WASHINGTON, DC – The news that each vial of Pfizer-BioNTech COVID-19 contained an unexpected sixth dose initially was met with great excitement. Did that mean more vaccine was available than originally thought?

The elation soon faded when Pfizer said the sixth dose would be considered in meeting its commitment to the United States of 200 million Covid-19 vaccine doses, which now would be met by the end of May, two months sooner than previously expected. Making matters worse is the difficulty in producing enough of the special syringes required to access the sixth doses.

Complications ensued when the Food and Drug Administration approved an updated label that reads, "Low dead-volume syringes and/or needles can be used to extract six doses from a single vial. If standard syringes and needles are used, there may not be sufficient volume to extract a sixth dose from a single vial."

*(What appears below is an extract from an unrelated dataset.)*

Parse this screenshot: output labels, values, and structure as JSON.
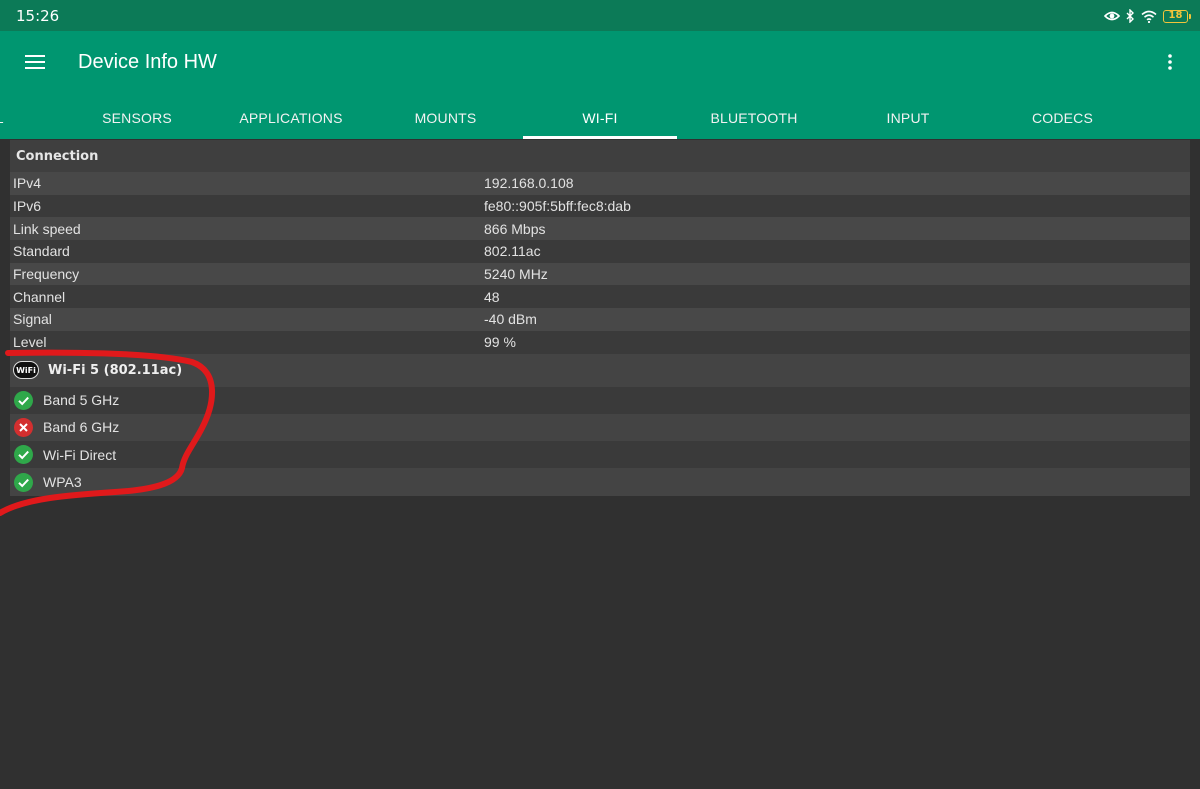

The FDA also changed the following: “After dilution, one vial contains 6 doses of 0.3 mL. Vial labels and cartons may state that after dilution, a vial contains 5 doses of 0.3 mL. The information in this Fact Sheet regarding the number of doses per vial after dilution supersedes the number of doses stated on vial labels and cartons.”

Regulators further state that each dose must contain 0.3 mL of vaccine, explaining that, if the amount of vaccine remaining in the vial cannot provide a full dose of 0.3 mL, the vial and content should be discarded, and excess vaccine should not be pooled from multiple vials.

Although federal officials say that some low dead-volume syringes will be shipped with Pfizer-BioNTech vaccine allotments, many vaccinators – including pharmacists – might find they need extra. That is likely to be a problem, at least in the short-term.

Manufacturers have said that producing more of the special needles was not a priority for the Trump Administration, so they directed their efforts to other products. Now, to fill supply shortfalls, President Joe Biden has said he will invoke the Defense Production Act (DPA). A White House press release said Biden issued an executive order which “directs agencies to fill supply shortfalls using all available legal authorities, including the DPA, and the United States has identified twelve immediate supply shortfalls that will be critical to the pandemic response, including shortages in the dead-space needle syringes available to administer the vaccine.”


Other areas that might have production increases through the DPA include N95 masks, isolation gowns, nitrile gloves, polymerase chain reaction (PCR) sample collection swabs, test reagents, pipette tips, laboratory analysis machines for PCR tests, high-absorbency foam swabs, nitrocellulose material for rapid antigen tests and rapid test kits.